予算が限られているなら、無理にR9へ行く必要はありません。Gibson USAのLes Paul Standard 50sや、Epiphoneの1959年型を意識したモデルなど、価格を抑えた選択肢もあります。「1959」という言葉ではなく、自分が欲しいのが太めのネックなのか、ヴィンテージ系ハムバッカーの反応なのか、見た目なのかを分解して考えると選びやすくなります。
よくある質問
R9は本物の1959年製ですか
いいえ。R9は1959年仕様を再現したリイシューモデルです。たとえば2025年製R9なら、2025年にGibson Customで製造された1959 Les Paul Standard Reissueを意味します。
R8とR9はどちらが上ですか
単純な上下関係ではありません。R8は太いネックやプレーントップを好む方に魅力があり、R9はフィギュアドトップと1959年型のバランスを求める方に人気があります。価格はR9の方が高い傾向がありますが、弾きやすさや音の好みは別問題です。
R9なら必ず軽いですか
軽量なマホガニー材が選ばれていますが、天然木を使用するため個体差があります。ウェイトリリーフなしの構造でも重量は一本ずつ異なるので、販売ページの実測値を確認してください。
Murphy Labは音も良いですか
Murphy Labだから必ず通常のVOSより音が良いとは断定できません。大きな価値は、ラッカーの質感やウェザーチェック、パーツの経年表現など、ヴィンテージらしい外観と雰囲気にあります。音は個体ごとに試奏して判断するのが確実です。
初心者がR9を買っても大丈夫ですか
予算に無理がなく、そのギターを長く弾きたいなら問題ありません。ただし、高価なギターを買えば自動的に上達するわけではありません。初めての一本なら、弾きやすいセットアップ、購入後の調整、保証や修理相談ができる店を選ぶことも同じくらい重要です。
資産価値を目的に買えますか
将来の価格上昇を保証することはできません。R9は中古市場でも人気がありますが、相場は為替、仕様、年式、状態、需要によって変化します。投資商品としてではなく、実際に弾きたい、所有したいという気持ちを基本に選ぶ方がよいでしょう。
ギブソン1959年レスポールの結論
ギブソン1959年レスポールが伝説と呼ばれるのは、PAF、バースト仕上げ、メイプルトップ、セットネックといった仕様だけが理由ではありません。その後のロックやブルースで生まれた音楽、著名ギタリストの使用、限られたオリジナル個体、そして現在まで続く復刻文化が重なり、1959年型そのものがレスポールの象徴になりました。
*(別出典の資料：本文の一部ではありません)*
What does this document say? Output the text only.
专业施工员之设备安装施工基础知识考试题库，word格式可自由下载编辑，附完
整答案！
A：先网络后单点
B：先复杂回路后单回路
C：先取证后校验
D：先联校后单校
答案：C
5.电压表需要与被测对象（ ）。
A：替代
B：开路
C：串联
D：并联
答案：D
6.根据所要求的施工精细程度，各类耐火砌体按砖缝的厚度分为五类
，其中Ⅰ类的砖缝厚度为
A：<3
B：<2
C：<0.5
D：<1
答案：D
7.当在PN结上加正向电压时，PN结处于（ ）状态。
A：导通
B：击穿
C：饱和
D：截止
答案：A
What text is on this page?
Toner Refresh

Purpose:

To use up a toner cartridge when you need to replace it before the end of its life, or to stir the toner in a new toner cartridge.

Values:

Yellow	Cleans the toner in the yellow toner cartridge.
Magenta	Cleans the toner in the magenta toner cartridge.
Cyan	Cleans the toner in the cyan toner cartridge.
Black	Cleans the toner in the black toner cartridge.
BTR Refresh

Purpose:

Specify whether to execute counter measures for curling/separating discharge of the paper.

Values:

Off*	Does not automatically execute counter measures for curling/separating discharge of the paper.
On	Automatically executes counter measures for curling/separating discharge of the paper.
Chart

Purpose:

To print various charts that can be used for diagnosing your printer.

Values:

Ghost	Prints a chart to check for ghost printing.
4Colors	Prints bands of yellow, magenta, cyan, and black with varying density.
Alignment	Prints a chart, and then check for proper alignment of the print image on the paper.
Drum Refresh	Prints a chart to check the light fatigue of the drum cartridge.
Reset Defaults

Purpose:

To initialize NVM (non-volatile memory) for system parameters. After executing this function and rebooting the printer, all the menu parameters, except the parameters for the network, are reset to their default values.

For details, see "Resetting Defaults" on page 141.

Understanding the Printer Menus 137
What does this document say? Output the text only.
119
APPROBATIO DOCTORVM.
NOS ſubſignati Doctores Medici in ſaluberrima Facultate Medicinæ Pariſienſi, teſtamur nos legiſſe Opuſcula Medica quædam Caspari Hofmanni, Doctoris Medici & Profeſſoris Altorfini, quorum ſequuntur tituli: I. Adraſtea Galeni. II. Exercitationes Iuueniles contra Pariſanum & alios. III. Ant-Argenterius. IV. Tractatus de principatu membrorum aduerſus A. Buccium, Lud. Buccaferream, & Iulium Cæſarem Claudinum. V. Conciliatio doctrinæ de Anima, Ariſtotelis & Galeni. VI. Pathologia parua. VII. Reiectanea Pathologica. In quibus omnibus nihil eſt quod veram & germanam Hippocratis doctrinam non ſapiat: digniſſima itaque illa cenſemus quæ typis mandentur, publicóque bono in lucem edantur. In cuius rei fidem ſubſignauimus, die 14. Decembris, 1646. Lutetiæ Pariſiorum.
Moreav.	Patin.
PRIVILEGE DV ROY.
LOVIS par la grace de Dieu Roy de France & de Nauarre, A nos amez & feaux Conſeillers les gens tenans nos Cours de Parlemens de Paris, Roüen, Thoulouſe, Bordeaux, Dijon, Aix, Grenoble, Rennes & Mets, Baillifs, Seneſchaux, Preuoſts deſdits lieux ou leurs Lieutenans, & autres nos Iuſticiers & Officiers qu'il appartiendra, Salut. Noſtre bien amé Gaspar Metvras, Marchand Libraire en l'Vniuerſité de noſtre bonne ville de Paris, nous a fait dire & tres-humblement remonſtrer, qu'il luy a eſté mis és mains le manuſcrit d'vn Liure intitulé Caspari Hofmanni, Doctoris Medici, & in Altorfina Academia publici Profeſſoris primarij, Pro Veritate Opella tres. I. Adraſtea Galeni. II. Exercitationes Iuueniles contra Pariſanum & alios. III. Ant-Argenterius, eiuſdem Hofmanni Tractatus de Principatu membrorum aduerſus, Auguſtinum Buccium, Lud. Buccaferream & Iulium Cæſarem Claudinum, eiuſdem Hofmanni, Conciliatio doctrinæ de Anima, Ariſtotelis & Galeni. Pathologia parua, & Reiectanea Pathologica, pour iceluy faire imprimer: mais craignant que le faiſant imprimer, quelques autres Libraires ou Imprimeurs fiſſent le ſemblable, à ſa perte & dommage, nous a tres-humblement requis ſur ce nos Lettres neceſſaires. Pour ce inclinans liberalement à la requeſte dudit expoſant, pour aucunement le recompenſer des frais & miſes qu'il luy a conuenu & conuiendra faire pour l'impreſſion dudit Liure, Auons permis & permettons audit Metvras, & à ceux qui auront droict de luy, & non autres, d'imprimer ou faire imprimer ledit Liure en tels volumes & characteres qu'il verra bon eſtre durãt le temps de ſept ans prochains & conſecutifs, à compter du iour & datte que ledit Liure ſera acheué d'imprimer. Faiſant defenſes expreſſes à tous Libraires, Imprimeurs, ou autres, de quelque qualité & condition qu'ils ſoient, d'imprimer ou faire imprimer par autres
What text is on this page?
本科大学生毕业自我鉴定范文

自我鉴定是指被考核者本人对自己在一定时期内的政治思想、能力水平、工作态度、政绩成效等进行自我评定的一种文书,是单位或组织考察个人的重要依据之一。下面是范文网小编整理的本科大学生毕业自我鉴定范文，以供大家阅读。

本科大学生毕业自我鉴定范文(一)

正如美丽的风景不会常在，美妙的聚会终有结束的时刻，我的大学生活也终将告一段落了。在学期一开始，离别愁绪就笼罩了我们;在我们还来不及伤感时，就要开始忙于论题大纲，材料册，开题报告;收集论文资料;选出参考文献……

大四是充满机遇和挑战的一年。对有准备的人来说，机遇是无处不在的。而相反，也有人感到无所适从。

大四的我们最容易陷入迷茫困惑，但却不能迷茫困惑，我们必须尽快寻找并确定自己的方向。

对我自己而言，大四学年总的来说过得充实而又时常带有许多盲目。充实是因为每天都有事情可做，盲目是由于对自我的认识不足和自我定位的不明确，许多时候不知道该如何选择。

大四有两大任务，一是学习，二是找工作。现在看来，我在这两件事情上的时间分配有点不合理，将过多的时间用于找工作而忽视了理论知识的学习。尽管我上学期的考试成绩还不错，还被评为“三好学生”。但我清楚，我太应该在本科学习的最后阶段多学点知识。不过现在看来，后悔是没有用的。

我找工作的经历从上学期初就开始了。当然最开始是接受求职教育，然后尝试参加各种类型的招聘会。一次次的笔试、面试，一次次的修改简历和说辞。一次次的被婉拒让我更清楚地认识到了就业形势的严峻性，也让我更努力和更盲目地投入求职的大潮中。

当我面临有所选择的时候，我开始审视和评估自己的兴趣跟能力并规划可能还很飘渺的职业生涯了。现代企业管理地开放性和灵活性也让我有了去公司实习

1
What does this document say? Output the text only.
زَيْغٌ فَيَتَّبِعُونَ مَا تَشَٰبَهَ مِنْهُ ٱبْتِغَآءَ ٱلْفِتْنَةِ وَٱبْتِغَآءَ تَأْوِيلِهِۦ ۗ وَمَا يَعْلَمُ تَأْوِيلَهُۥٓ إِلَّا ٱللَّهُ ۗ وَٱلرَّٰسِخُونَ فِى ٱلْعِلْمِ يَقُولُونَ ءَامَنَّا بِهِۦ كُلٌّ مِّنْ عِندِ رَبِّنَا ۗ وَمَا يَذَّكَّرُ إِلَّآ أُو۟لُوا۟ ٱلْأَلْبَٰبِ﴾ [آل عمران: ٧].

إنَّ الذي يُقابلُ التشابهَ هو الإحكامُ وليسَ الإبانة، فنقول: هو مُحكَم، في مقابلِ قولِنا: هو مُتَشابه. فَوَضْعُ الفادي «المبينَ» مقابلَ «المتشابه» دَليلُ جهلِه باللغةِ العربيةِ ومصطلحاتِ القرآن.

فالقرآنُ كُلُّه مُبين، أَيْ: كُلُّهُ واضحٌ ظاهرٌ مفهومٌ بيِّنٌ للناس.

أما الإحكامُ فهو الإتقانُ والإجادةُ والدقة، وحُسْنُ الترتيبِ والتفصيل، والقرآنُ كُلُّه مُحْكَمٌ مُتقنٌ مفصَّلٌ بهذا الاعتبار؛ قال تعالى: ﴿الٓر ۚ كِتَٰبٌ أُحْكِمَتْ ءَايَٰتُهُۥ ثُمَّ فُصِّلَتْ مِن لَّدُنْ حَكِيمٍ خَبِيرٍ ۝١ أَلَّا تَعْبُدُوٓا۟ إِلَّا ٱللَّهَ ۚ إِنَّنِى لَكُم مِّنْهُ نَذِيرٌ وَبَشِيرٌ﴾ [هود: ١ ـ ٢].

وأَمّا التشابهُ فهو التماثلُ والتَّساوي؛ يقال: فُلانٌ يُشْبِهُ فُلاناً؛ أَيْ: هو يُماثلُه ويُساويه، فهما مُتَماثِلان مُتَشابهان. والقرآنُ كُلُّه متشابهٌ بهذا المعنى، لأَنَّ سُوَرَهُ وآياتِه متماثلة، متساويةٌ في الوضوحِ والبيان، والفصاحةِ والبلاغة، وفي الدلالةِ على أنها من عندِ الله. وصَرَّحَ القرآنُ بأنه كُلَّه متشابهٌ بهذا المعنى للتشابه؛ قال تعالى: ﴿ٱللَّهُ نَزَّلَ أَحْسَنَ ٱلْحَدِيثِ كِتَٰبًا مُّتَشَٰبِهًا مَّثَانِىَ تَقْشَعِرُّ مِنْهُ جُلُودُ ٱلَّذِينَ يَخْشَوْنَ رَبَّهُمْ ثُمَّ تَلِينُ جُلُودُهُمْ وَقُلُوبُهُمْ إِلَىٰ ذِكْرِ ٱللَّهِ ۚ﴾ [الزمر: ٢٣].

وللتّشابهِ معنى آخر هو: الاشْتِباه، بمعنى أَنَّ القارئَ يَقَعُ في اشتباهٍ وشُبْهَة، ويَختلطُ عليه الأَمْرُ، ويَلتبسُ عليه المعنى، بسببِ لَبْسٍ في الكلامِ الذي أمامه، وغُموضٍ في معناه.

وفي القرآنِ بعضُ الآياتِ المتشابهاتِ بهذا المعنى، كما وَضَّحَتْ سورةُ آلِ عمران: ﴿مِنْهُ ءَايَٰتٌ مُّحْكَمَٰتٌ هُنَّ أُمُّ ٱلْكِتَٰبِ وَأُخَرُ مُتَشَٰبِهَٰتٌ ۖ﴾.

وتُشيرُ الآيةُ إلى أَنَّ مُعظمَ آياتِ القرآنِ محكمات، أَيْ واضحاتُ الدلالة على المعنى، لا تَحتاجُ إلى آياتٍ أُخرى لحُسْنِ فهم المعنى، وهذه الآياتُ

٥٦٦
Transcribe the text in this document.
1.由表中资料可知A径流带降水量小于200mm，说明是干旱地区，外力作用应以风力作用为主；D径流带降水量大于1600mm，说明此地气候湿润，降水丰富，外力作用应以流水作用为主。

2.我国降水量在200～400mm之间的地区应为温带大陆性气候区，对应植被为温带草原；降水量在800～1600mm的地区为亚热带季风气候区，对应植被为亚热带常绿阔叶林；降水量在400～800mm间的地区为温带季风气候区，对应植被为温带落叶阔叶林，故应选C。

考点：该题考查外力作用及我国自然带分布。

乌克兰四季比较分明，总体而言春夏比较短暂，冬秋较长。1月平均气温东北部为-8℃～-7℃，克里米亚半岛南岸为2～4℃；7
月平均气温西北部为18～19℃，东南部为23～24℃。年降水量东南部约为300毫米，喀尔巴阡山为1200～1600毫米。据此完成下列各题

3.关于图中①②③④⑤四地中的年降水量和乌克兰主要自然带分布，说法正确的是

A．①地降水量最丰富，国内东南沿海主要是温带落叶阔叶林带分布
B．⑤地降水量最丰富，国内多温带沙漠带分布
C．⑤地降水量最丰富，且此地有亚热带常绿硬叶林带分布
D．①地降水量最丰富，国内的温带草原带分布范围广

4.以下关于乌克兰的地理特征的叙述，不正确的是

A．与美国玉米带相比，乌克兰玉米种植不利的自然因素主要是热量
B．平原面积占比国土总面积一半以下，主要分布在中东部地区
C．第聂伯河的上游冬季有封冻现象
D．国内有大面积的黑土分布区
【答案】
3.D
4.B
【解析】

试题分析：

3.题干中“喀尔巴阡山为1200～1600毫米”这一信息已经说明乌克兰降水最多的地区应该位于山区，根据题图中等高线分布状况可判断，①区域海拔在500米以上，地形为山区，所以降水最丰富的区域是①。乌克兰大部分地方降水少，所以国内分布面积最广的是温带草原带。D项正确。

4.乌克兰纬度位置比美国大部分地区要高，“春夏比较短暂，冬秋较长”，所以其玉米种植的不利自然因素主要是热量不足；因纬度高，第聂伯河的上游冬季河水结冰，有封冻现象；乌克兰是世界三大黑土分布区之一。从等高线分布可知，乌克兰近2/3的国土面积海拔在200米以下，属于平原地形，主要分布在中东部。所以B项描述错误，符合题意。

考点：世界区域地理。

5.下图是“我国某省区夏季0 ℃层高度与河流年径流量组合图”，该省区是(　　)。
オリジナルの1959年製は、もはや一般のプレイヤーが気軽に購入する中古ギターではありません。一方、R9なら1959年型の構造や外観、演奏感を現代の楽器として体験できます。VOSなら比較的自然なヴィンテージ感、Murphy Labならさらに強い経年表現を楽しめるため、好みに合わせて選べます。
ただし、R9という名称や製造年だけで「当たり」を判断する必要はありません。ネックの握り、重量、アンプにつないだ音、トップの見え方、状態、価格まで含めて自分が納得できる一本を選ぶことが大切です。私なら、同価格帯の個体をできるだけ複数弾き比べ、最後は弾いていて手放したくないと思えるギターを選びます。
1959年という数字に憧れること自体は、レスポールを楽しむ大きな入口です。ただ、その背景を知ったうえで選べば、R8やR0、Gibson USAを含め、自分に本当に合う一本も見えやすくなります。歴史への憧れと実際の弾きやすさ、その両方を大切にして選んでください。